1、Bert下载地址bert-base-chinese
注意:

  • 只需要下载三个文件:
    pytorch_model.bin
    vocab.txt
    config.json
  • 如果下载下来的pytorch_model.bin是一串乱七八糟的字母,将其文件名改为pytorch_model.bin即可

2、完整代码与数据集链接

3、目录结构

Pytorch Bert+BiLstm文本分类

; 三、模型结构

代码如下:

class bert_lstm(nn.Module):
    def __init__(self, bertpath, hidden_dim, output_size,n_layers,bidirectional=True, drop_prob=0.5):
        super(bert_lstm, self).__init__()

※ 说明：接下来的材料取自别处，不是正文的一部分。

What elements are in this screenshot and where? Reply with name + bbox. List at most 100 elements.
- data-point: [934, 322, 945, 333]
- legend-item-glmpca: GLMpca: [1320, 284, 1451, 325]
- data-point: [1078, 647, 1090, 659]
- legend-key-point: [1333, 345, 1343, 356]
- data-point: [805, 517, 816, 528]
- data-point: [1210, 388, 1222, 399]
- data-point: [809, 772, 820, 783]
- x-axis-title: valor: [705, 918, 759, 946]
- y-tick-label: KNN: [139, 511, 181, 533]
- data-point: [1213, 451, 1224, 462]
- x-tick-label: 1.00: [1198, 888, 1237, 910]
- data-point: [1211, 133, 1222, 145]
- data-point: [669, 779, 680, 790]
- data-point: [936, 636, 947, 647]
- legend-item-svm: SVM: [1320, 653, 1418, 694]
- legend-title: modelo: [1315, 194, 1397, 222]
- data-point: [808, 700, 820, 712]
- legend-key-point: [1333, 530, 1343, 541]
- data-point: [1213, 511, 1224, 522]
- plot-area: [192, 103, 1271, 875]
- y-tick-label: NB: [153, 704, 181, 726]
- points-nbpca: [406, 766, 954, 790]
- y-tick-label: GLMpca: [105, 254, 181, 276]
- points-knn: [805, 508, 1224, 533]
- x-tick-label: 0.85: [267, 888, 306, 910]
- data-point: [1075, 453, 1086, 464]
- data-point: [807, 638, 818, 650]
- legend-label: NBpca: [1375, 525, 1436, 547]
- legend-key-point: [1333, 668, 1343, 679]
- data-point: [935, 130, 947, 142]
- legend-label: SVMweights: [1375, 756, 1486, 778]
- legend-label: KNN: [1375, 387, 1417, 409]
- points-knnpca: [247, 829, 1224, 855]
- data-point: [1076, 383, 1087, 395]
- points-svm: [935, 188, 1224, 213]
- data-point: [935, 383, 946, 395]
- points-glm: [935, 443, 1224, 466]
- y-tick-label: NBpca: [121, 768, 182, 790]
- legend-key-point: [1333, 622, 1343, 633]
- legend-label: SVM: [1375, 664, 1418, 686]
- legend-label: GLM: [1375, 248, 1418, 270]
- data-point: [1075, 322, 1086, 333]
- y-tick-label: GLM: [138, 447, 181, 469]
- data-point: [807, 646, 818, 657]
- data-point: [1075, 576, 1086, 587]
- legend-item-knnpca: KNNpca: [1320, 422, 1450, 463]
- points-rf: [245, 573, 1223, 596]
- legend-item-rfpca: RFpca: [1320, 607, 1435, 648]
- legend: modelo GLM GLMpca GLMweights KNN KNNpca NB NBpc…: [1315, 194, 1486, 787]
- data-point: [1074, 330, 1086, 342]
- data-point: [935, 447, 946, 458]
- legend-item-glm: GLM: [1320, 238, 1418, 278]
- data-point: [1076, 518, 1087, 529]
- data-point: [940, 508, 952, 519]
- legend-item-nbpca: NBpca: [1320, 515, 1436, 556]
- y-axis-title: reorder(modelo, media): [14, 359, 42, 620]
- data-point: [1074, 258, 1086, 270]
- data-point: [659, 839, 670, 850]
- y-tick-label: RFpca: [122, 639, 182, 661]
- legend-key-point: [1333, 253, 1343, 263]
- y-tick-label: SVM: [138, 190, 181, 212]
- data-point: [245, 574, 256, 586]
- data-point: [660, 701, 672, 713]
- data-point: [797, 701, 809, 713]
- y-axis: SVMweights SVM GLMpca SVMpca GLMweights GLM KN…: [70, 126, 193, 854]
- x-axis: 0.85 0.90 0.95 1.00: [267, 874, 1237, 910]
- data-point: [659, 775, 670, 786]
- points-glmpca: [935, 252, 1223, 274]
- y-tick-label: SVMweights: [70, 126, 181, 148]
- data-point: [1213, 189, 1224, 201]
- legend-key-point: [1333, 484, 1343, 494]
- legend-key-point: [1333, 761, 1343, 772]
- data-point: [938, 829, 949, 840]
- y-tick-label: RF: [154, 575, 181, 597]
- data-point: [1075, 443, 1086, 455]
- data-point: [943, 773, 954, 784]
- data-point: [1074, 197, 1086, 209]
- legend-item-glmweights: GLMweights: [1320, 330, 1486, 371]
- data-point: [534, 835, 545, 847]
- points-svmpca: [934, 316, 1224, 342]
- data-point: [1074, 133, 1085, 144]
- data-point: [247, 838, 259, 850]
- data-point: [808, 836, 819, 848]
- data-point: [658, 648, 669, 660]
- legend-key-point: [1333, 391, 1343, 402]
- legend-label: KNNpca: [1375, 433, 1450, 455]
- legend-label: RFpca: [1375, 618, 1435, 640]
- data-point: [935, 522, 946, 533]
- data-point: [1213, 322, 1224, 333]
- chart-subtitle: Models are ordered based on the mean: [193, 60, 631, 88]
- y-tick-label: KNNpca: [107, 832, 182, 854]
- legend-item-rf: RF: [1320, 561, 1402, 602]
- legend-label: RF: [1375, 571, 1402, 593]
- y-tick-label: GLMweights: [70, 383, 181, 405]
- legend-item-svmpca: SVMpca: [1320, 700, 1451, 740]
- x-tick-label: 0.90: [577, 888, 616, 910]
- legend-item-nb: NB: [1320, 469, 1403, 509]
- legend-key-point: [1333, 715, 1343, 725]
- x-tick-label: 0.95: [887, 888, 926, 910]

        self.output_size = output_size
        self.n_layers = n_layers
        self.hidden_dim = hidden_dim
        self.bidirectional = bidirectional

        self.bert=BertModel.from_pretrained(bertpath)
        for param in self.bert.parameters():
            param.requires_grad = True

        self.lstm = nn.LSTM(768, hidden_dim, n_layers, batch_first=True,bidirectional=bidirectional)

        self.dropout = nn.Dropout(drop_prob)

        if bidirectional:
            self.fc = nn.Linear(hidden_dim*2, output_size)
        else:
            self.fc = nn.Linear(hidden_dim, output_size)

    def forward(self, x, hidden):
        batch_size = x.size(0)

        x=self.bert(x)[0]

        lstm_out, (hidden_last,cn_last) = self.lstm(x, hidden)

        if self.bidirectional:

            hidden_last_L=hidden_last[-2]

            hidden_last_R=hidden_last[-1]

            hidden_last_out=torch.cat([hidden_last_L,hidden_last_R],dim=-1)

        else:
            hidden_last_out=hidden_last[-1]

        out = self.dropout(hidden_last_out)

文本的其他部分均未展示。